So you’ve seen the trashcan My Captain made me. And of course, several of you were astute enough to notice (and question) the smaller trash can right next to it? What gives?
What? Doesn’t everyone have a couple of trashcans in their kitchen? It’s the newest rage. Trashcan choices. Not feeling square today? Use the round one.
And what’s with the paint job? Who painted that? Ray Charles?
Oh, I get it. It’s your recycling can or something.
You keep your onions and potatoes in it?
You won’t believe this, but My Captain is not the only one around here who can think outside the box. I’m so outside the box, I didn’t even know there was a box.

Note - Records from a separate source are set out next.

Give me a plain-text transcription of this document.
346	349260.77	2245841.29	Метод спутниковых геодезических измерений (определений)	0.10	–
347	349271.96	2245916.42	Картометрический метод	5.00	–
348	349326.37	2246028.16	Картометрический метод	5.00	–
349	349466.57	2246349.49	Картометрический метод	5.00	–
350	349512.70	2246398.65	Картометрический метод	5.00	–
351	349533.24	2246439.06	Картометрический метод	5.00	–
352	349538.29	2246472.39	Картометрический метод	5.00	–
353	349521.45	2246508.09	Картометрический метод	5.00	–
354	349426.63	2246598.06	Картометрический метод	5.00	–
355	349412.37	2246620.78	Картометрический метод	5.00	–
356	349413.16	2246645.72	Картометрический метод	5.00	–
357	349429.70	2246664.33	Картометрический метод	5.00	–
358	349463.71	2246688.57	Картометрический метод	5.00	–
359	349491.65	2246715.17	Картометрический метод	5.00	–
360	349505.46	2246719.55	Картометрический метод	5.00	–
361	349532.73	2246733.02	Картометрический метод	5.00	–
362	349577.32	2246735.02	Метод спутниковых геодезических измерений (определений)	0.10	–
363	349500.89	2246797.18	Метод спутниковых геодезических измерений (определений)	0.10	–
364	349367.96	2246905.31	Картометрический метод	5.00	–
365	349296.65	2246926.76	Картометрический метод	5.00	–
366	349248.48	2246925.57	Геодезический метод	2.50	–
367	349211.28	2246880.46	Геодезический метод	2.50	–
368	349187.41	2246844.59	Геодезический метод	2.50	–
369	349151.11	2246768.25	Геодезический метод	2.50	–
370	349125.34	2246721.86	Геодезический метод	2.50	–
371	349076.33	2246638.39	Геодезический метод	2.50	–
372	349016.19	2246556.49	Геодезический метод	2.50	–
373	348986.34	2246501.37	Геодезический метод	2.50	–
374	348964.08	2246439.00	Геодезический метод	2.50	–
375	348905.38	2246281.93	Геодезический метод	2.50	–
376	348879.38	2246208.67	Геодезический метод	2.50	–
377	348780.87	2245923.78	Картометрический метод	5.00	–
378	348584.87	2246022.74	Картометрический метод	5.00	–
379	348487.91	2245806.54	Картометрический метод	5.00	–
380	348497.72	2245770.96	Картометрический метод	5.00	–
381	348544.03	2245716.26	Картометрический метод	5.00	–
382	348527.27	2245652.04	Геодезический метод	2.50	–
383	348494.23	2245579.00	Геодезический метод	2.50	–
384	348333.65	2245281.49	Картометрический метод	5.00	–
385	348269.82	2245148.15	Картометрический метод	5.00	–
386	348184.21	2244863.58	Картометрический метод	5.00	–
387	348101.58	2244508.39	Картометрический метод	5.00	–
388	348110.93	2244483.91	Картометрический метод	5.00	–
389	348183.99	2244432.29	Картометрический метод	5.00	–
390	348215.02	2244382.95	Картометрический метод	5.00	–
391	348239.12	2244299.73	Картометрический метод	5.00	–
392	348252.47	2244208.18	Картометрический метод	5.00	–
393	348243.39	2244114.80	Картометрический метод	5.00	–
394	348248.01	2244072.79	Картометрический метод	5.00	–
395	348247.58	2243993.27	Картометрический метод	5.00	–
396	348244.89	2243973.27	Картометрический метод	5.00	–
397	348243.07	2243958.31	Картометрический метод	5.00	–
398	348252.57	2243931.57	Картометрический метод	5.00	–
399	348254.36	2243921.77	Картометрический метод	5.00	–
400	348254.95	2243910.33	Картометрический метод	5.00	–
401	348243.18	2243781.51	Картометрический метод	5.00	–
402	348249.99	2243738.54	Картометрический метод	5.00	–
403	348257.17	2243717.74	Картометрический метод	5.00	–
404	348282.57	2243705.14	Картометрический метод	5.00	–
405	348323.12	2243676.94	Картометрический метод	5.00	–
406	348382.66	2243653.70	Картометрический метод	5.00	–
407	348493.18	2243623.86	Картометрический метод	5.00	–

You see, the cats exhibited a wayward behavior, very early on, wherein they would help themselves to any and all catfood that might be around. Bag or no bag. They had no compunction about ripping right into their Super-Expensive-Organic-Free-Range-Eco-Friendly cat food bag. And they didn’t give two beans about the mess they left when doing it.
So we bought a little metal trash can and I crackle painted it with a $3.00 can o’ paint I bought on clearance at Michaels….Red on Yellow (my kitchen colors, fortunately). I felt so gosh darn Martha Stewart, I should be insider trading or in jail or something.
And I filled it with the Super-Expensive-Organic-Free-Range-Eco-Friendly catfood, and added sweet little metal scoop.
So now, I just scoop what I need with no worry that our little non-mouse-catching furballs can help themselves and scatter everything all over creation.
I feel so smug because I’ve outwitted my cats. Yes, I know, I know, cats have brains the size of a walnut. But if any of you have ever been belittled by a condescending feline, you understand my extreme gratification in this. I excel in so little at life, I have to take any nuggets of accomplishment I can get.
Of course, they punish me daily by not allowing me into my other trashcan.